Sue Sylvester, the protein-shake-slurping cheerleading coach who makes Simon Cowell look like a pussy cat, puts it best by comparing high school to the class system: "You have your jocks and your popular kids up in the penthouse. Your invisibles and kids playing online trolls and creatures, bottom floor. Glee kids lie in the sub-basement."
It's these stereotypes that remind us of our youth: the hunk, the goddess, the geek, the goth, the scruff, the slapper, the fat kid, the gay guy and the swot - oh, hello, that's me!

Kate at school aged 16
Yes, Glee will whisk you back to a time that for most of us was less than perfect. Lucky then, that enough time's passed for us to find it all very funny.
While the jocks at my school didn't lock a wheelchair-bound boy in a Portaloo, they did duck-tape a geek into a phone box, then throw fire crackers at him through holes in the glass. And then there was me, desperately trying to get in with the cool clique - and failing. So, while they snuck ciggies behind the bike sheds, I holed up in the library. Why wasn't there a choir of lovable outcasts to start belting out Defying Gravity whenever I was feeling low?
Glee also highlights what's wrong with the British education system. Let me spell this out for you, Gordon Brown: Not. Enough. Show. Tunes.
The teens in Glee - from swotty Rachel to jock Finn and camp Kurt, who "self-identifies as a soprano" - all escape their high-school traumas through song and dance.
If only I could have done the same. Like Rachel, I was "just a small-town girl, living in a looonely world." Haywards Heath, West Sussex, to be precise.
I'd have given anything for a Mr Shuester (Matthew Morrison) to set up a choir. But where's a musical, hunky Spanish teacher when you need one? Instead, I penned poems about my miserable existence - they're blimmin' hilarious!

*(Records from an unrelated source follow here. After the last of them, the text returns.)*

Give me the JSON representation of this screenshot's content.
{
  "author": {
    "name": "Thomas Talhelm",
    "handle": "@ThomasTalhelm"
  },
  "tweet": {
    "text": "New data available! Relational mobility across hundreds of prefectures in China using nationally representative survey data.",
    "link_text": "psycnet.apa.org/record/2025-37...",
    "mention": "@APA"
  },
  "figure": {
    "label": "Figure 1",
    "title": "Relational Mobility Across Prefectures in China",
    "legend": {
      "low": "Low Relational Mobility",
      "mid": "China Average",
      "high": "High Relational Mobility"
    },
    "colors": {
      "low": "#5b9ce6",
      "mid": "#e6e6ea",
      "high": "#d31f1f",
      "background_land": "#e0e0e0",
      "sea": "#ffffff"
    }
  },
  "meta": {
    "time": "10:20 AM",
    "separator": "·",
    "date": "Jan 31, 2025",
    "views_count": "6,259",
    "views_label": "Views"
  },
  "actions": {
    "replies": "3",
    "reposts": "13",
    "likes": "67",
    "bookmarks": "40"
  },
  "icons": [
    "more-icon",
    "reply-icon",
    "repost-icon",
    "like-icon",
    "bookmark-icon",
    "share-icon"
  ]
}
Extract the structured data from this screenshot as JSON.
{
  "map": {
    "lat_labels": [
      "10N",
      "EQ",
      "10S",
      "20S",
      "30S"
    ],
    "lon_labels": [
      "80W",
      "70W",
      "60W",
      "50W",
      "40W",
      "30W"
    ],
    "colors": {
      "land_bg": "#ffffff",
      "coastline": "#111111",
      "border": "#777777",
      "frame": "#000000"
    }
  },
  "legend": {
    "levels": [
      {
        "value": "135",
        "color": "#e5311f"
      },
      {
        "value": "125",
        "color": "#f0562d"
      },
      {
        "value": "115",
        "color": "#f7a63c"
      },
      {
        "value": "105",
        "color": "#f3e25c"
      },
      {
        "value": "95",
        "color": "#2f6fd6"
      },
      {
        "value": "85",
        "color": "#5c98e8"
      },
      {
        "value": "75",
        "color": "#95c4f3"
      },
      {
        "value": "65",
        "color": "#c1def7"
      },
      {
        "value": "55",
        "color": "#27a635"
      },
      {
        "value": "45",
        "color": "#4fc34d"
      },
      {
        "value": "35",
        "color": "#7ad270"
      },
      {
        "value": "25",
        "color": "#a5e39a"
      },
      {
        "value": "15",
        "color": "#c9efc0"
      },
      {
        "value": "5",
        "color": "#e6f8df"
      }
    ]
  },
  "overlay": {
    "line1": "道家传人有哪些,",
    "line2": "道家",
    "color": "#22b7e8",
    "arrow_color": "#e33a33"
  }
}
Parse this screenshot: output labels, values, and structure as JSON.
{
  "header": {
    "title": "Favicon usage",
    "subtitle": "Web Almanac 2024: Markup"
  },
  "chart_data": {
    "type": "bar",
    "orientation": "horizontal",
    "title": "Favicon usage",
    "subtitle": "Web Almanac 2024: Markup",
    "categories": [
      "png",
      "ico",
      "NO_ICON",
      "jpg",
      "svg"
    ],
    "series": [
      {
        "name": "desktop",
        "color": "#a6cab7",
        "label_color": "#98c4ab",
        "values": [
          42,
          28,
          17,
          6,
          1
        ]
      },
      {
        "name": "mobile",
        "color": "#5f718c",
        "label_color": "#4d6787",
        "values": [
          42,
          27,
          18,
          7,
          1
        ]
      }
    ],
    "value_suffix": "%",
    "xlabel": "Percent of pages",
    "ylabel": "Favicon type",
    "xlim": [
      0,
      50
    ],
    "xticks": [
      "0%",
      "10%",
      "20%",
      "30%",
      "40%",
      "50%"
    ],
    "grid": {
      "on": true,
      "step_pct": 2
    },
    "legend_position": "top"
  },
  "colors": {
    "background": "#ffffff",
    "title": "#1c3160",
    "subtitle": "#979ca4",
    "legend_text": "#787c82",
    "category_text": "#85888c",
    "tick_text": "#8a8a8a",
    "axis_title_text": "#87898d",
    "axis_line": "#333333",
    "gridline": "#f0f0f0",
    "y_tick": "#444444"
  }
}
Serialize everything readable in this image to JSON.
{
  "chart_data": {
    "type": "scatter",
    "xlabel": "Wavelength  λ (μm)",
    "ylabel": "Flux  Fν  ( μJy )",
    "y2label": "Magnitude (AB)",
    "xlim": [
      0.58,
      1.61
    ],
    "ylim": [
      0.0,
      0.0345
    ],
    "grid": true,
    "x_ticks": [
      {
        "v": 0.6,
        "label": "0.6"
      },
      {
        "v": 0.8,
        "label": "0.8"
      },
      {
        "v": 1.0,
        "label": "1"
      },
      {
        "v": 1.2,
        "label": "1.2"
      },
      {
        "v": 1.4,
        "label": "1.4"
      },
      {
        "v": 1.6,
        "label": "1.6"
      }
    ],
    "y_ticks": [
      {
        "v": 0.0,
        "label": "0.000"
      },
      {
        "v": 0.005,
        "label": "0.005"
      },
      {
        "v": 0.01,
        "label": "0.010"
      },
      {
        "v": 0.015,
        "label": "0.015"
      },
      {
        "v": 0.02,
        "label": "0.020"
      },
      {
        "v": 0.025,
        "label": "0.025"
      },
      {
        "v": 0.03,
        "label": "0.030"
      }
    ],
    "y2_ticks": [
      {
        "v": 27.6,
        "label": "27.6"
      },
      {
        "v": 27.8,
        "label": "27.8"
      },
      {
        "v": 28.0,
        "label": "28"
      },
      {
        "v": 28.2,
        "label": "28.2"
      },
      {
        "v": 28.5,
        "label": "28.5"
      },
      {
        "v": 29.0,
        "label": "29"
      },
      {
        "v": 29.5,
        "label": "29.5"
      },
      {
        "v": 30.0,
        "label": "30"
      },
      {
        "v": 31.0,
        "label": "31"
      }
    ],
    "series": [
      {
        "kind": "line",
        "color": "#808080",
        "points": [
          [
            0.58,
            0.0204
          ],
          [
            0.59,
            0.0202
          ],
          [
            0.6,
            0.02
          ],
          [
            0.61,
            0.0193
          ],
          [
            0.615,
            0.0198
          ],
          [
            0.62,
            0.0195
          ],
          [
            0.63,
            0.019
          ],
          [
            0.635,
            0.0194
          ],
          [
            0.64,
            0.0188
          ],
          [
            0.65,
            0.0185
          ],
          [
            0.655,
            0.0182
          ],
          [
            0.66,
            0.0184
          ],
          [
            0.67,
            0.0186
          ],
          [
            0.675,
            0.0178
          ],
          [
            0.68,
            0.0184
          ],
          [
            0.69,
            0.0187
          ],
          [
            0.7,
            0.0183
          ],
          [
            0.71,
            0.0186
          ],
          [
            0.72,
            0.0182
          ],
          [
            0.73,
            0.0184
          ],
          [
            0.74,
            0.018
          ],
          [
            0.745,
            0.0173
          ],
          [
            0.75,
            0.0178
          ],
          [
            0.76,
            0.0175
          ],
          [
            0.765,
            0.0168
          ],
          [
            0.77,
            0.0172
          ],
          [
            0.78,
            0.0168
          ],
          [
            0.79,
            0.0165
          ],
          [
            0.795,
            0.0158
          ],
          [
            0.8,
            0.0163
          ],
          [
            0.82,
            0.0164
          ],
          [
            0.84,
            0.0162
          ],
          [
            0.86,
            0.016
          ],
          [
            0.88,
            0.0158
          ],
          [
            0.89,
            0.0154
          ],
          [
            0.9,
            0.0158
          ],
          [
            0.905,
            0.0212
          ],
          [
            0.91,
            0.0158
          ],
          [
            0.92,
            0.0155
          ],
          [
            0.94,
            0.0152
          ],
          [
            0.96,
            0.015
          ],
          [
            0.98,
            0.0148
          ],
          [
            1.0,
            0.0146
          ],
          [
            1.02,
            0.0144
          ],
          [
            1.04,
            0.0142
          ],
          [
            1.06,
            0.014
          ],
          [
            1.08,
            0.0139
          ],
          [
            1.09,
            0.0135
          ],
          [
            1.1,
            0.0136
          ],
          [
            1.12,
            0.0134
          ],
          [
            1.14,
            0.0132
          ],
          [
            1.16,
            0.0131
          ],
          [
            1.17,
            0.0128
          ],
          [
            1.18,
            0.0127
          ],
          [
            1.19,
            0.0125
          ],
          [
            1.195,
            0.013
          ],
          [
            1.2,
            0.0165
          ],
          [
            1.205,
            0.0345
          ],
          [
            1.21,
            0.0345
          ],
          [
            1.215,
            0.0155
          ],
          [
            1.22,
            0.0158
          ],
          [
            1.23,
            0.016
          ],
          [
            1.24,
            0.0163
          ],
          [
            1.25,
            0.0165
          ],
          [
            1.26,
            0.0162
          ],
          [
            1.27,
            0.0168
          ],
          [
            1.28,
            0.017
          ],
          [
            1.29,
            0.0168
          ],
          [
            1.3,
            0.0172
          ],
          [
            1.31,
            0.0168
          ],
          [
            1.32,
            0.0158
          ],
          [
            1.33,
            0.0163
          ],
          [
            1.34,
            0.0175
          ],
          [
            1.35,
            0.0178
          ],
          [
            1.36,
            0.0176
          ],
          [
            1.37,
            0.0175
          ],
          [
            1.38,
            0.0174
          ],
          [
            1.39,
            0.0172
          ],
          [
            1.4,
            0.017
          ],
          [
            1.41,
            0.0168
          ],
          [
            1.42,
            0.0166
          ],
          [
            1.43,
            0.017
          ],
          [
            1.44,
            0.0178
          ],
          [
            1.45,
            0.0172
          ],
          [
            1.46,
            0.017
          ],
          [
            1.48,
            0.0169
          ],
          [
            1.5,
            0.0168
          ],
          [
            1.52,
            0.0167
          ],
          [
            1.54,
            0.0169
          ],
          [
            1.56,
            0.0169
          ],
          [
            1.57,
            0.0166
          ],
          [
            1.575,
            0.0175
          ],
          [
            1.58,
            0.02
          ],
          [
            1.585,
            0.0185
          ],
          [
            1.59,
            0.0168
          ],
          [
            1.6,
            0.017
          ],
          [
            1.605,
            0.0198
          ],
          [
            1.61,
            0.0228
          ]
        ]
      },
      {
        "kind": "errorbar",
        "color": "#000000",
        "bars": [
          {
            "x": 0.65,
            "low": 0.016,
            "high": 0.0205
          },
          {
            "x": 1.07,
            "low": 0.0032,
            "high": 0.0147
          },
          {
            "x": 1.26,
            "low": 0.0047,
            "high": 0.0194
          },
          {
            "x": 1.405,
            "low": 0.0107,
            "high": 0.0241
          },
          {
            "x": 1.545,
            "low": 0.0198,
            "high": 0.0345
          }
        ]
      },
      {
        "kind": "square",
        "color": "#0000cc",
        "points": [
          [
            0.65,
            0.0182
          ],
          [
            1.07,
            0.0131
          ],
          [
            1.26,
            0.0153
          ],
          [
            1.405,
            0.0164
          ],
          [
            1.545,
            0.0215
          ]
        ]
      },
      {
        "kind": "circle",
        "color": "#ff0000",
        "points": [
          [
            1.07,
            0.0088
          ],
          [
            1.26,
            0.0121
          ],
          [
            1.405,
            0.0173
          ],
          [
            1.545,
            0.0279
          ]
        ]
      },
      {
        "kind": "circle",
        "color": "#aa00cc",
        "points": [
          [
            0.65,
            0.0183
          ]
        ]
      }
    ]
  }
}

Without a Glee club, it was hard for a nerd like me to mix with cool kids. Of course, the fact it took years to grow into my huge teeth was another factor.
After crossing our school queen - probably because of a life-or-death matter, like refusing to lend her my Just 17 - her mate cracked an egg on my head on the way to school.
And Rachel thinks it's bad when the cool kids throw their slushies on her? I feel your pain, sister.
Like in Glee, anyone in a crop top who could shake their bum to Salt-N-Pepa taped off the radio got the boys' attention. I failed on both counts. Yet, maybe if we'd had a Glee club at school, I'd have lured a lad - like Finn - into my clutches. I love the idea that the school hottie might get with an 'invisible'.Then again, maybe it's best that I didn't because if there had been, I wouldn't have been able to resist sharing my poetry with him. And if I'd done that I'd probably still be cringing now.